先ほどのLambda関数と同様にコードを入力後、下記を実施する必要があります。

環境変数の設定

LINE_CHANNEL_ACCESS_TOKENにはLINEのチャネルアクセストークン、LINE_CHANNEL_SECRETにはLINEのチャネルシークレットを入力します。
USER_IDはLINE Developerで作成したチャネルのページ下部にあるユーザーIDを設定します。

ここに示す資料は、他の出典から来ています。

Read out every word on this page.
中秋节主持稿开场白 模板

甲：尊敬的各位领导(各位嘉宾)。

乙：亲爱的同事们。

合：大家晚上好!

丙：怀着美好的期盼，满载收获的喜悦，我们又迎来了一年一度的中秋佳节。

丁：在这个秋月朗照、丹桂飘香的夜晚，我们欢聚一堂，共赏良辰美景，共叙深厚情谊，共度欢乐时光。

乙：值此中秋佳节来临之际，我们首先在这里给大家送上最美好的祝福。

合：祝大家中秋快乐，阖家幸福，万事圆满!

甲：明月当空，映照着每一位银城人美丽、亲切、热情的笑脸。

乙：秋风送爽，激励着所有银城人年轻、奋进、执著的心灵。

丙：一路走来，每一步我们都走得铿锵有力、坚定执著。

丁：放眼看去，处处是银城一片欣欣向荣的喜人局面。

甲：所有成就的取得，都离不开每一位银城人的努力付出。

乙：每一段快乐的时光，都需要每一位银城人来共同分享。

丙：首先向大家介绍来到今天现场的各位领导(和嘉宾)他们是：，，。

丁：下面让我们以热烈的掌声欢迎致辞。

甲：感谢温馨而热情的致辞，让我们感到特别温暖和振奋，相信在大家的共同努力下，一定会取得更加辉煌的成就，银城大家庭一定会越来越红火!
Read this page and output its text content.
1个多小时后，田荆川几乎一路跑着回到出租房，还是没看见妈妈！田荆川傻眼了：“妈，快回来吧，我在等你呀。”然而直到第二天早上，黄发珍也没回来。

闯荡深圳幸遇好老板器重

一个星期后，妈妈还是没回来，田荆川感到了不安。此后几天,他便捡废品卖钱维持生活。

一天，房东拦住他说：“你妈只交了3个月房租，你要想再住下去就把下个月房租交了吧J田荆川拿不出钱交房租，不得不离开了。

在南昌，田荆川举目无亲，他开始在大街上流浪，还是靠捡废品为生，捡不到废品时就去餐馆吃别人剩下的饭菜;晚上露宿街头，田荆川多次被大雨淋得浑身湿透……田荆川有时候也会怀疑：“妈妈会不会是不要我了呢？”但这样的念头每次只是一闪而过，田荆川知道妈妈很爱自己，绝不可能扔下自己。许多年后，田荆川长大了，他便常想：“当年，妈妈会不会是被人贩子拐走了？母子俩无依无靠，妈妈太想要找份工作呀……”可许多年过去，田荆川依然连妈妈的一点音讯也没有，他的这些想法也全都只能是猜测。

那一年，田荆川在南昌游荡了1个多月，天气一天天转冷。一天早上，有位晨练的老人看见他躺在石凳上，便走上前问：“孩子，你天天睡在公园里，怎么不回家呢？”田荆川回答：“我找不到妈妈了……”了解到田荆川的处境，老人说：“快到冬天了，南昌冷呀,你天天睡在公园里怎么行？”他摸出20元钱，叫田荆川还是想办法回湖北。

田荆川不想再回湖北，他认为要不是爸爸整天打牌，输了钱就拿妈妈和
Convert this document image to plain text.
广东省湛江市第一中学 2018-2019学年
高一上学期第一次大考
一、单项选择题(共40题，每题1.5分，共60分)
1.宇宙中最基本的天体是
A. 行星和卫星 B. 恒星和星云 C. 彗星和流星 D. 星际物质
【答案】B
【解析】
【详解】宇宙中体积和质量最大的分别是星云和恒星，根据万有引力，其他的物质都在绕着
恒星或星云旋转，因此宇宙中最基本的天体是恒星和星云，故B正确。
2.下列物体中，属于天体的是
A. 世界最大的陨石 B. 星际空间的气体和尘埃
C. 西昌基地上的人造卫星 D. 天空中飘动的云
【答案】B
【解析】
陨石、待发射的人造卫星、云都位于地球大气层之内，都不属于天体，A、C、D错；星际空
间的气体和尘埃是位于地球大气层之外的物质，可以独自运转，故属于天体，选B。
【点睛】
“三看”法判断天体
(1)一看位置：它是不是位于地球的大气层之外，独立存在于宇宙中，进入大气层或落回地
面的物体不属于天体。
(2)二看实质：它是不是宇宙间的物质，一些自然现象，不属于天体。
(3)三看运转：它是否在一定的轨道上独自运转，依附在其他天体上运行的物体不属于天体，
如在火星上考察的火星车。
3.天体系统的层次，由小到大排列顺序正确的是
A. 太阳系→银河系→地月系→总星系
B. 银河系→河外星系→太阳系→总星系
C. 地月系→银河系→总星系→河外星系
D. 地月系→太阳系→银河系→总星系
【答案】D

MODEL_IDには利用するBedrockのモデルIDを入力してください。
モデルIDは下記ページなどを参照してください。

MODEL_REGIONは利用するBedrockのリージョン名（ap-northeast-1など）を入力します。

タイムアウト時間の調整
こちらもデフォルトの3秒だと、時間内に処理が終わらない可能性がありますので、延長しておきましょう。私は30秒に設定しています。
IAMロールの権限追加
本LambdaではDynamoDBからレコードの読み取り、Bedrockの呼び出しをしておりますのでLambda関数のロールに権限追加をします。AmazonDynamoDBFullAccessとAmazonBedrockFullAccessを付与しました。
Lambdaレイヤーの追加
このままだと、beautifulsoup4とline-bot-sdkライブラリが使えないので、Lambdaレイヤーを作成します。下記ドキュメントや記事を参照し、本Lambda関数にbeautifulsoup4とline-bot-sdkが使えるようLambdaレイヤーを追加してください。
トリガーの追加
DynamoDBのトリガーを設定し、テーブルにレコードが追加されたら本Lambda関数を呼び出せるようにします。